Allora è una ragazza intelligente?”.
Per
qualche secondo la osservai basito. Poi mi grattai il capo. Infine mi
concessi
di avvicinare il mio volto al suo, e di tenerle fermo il capo con le
mani. “A
quale cavolo di manga hai fregato ‘sta battutina penosa,
razza di egocentrica
viziata?”, le urlai contro. “No, perché
sul serio, è una battuta così idiota da
farmi piangere. Kagome, dannata, scolpisciti queste parole in testa,
per
favore: non ho una ragazza”.
Presi
fiato, mordendomi poi il labbro inferiore. “Non
ho una ragazza, ok? E il regalo, per quanto possa apparirti
strano, è per te”.
Non
si concesse neppure di sbattere le palpebre o di sbarrare gli occhi,
continuando a fissarmi tra il confuso e l’irritato.

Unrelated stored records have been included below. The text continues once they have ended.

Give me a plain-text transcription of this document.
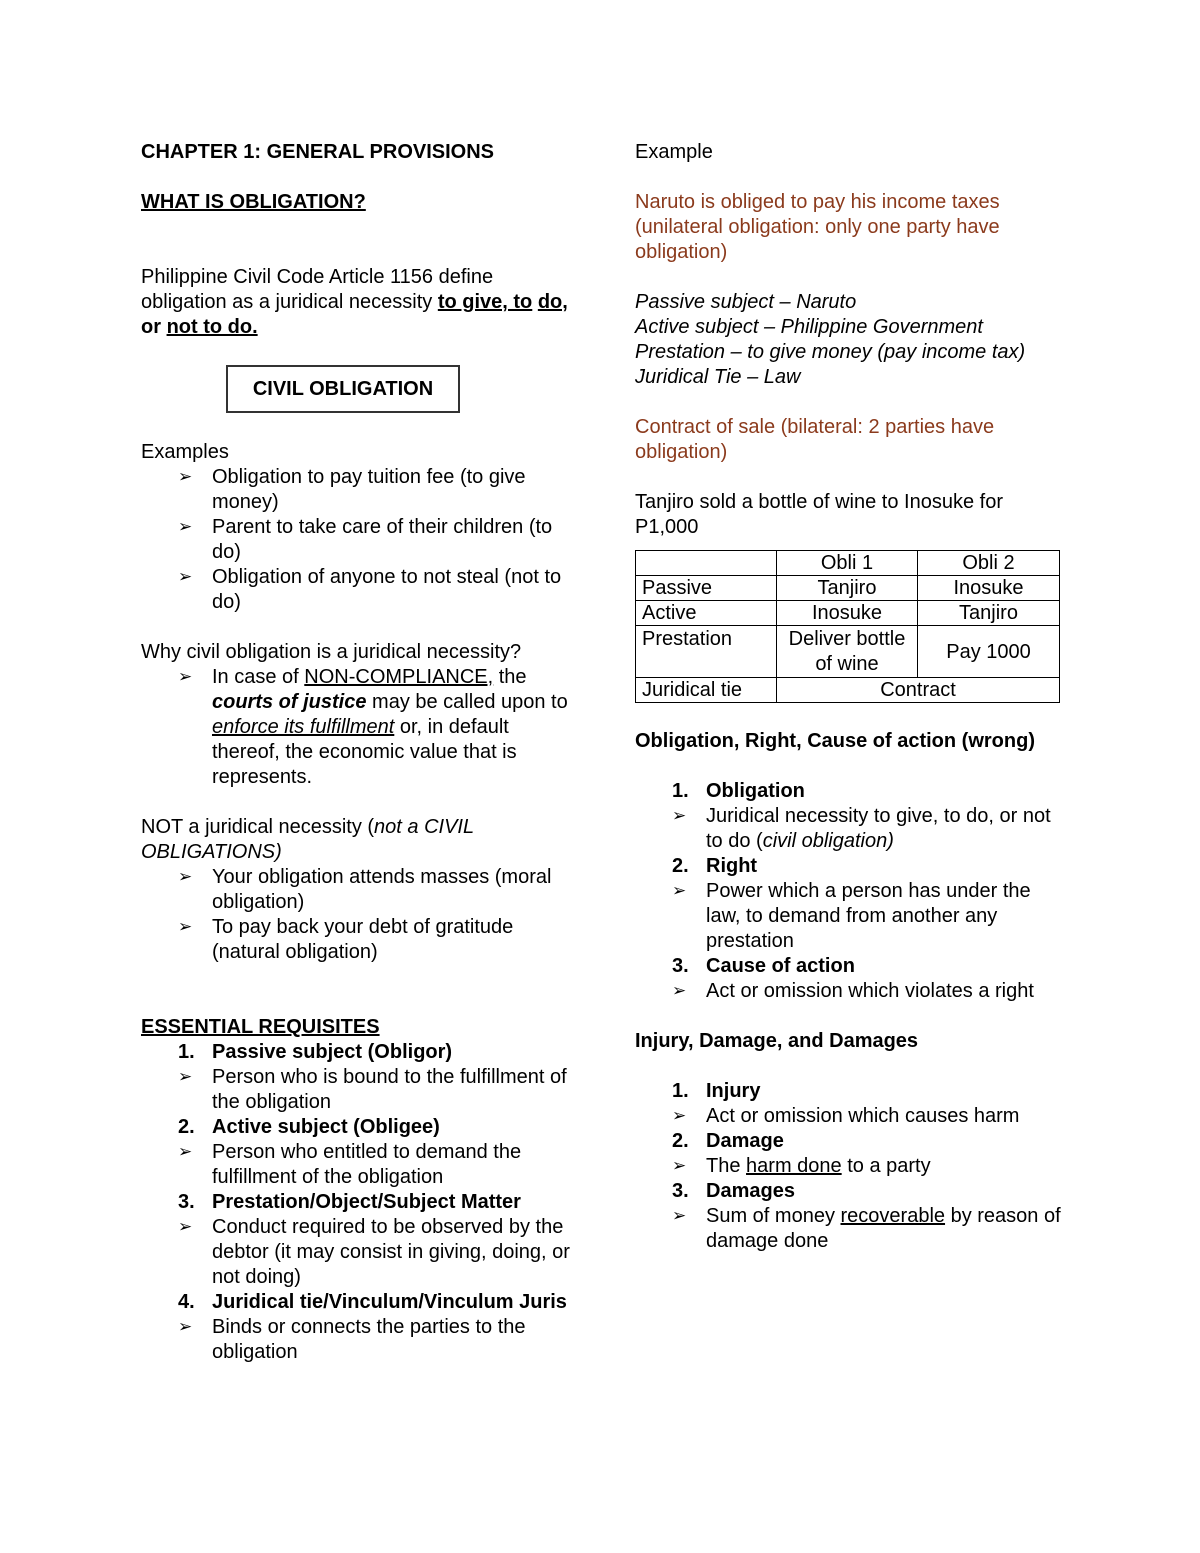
CHAPTER 1: GENERAL PROVISIONS

WHAT IS OBLIGATION?

Philippine Civil Code Article 1156 define obligation as a juridical necessity to give, to do, or not to do.

CIVIL OBLIGATION

Examples

➢ Obligation to pay tuition fee (to give money)
➢ Parent to take care of their children (to do)
➢ Obligation of anyone to not steal (not to do)

Why civil obligation is a juridical necessity?

➢ In case of NON-COMPLIANCE, the courts of justice may be called upon to enforce its fulfillment or, in default thereof, the economic value that is represents.

NOT a juridical necessity (not a CIVIL OBLIGATIONS)

➢ Your obligation attends masses (moral obligation)
➢ To pay back your debt of gratitude (natural obligation)

ESSENTIAL REQUISITES

1. Passive subject (Obligor)

➢ Person who is bound to the fulfillment of the obligation

2. Active subject (Obligee)

➢ Person who entitled to demand the fulfillment of the obligation

3. Prestation/Object/Subject Matter

➢ Conduct required to be observed by the debtor (it may consist in giving, doing, or not doing)

4. Juridical tie/Vinculum/Vinculum Juris

➢ Binds or connects the parties to the obligation

Example

Naruto is obliged to pay his income taxes (unilateral obligation: only one party have obligation)

Passive subject – Naruto

Active subject – Philippine Government

Prestation – to give money (pay income tax)

Juridical Tie – Law

Contract of sale (bilateral: 2 parties have obligation)

Tanjiro sold a bottle of wine to Inosuke for P1,000

	Obli 1	Obli 2
Passive	Tanjiro	Inosuke
Active	Inosuke	Tanjiro
Prestation	Deliver bottle of wine	Pay 1000
Juridical tie	Contract	

Obligation, Right, Cause of action (wrong)

1. Obligation

➢ Juridical necessity to give, to do, or not to do (civil obligation)

2. Right

➢ Power which a person has under the law, to demand from another any prestation

3. Cause of action

➢ Act or omission which violates a right

Injury, Damage, and Damages

1. Injury

➢ Act or omission which causes harm

2. Damage

➢ The harm done to a party

3. Damages

➢ Sum of money recoverable by reason of damage done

“Per te, anche se sei una stupida
ragazzina viziata che non capisce nulla. Ti ho comprato uno
stupidissimo
regalo, e l’ho fatto perché sono stupido, e sono
stupido perché ho una fottuta
– sì, fottuta, f,
o, t,
t, u,
t, a
– voglia di baciarti. E adesso che
l’ho detto mi sento anche più stupido”.
“…idiota”,
sussurrò.
Poi le sue labbra
raggiunsero la mia bocca.
*
Quando
mi svegliai – non sapevo né come né
quando mi ero addormentato, ma
evidentemente era successo, perché avevo ogni singolo
muscolo intorpidito e
l’espressione sconvolta che solo dopo sei ore di sonno ero
solito concedermi –,
Kagome era raggomitolata al mio fianco, il pacchetto stretto in grembo
e l’aria
compiaciuta di una bambina a cui hanno appena regalato il
più bel giocattolo di
sempre – ma io non ero un giocattolo, e di certo non potevo
definirmi il più bello di sempre.
Rabbrividendo
per la mia stessa inettitudine e dolcezza, e chiedendomi il
perché di tanta
assurda galanteria, le diedi un bacio sulla fronte, indeciso se
svegliarla o
darle la buona notizia solo in seguito: dopo giorni e giorni di crisi,
avevo
finalmente voglia di scrivere. Di scrivere davvero,
di continuare quel fottuto libero, di
vincere. Volevo battere Naraku, e volevo batterlo
perché Kagome voleva che
lo battessi – e anche perché quel tipo godeva
delle disavventure altrui, e io
questo non lo accettavo granché.
Sorrisi,
poi mi lasciai ricadere accanto al pc.
__________________
E, ecco, volevo ringraziare chi ha proposto BL per le Storie Scelte. Grazie, davvero. Siete stati gentilissimi. *Si inchina* Cercherò di non farvi più penare, in futuro. ç_ç E di fare capitoli molto più lunghi, perché 1699 sono pochissime.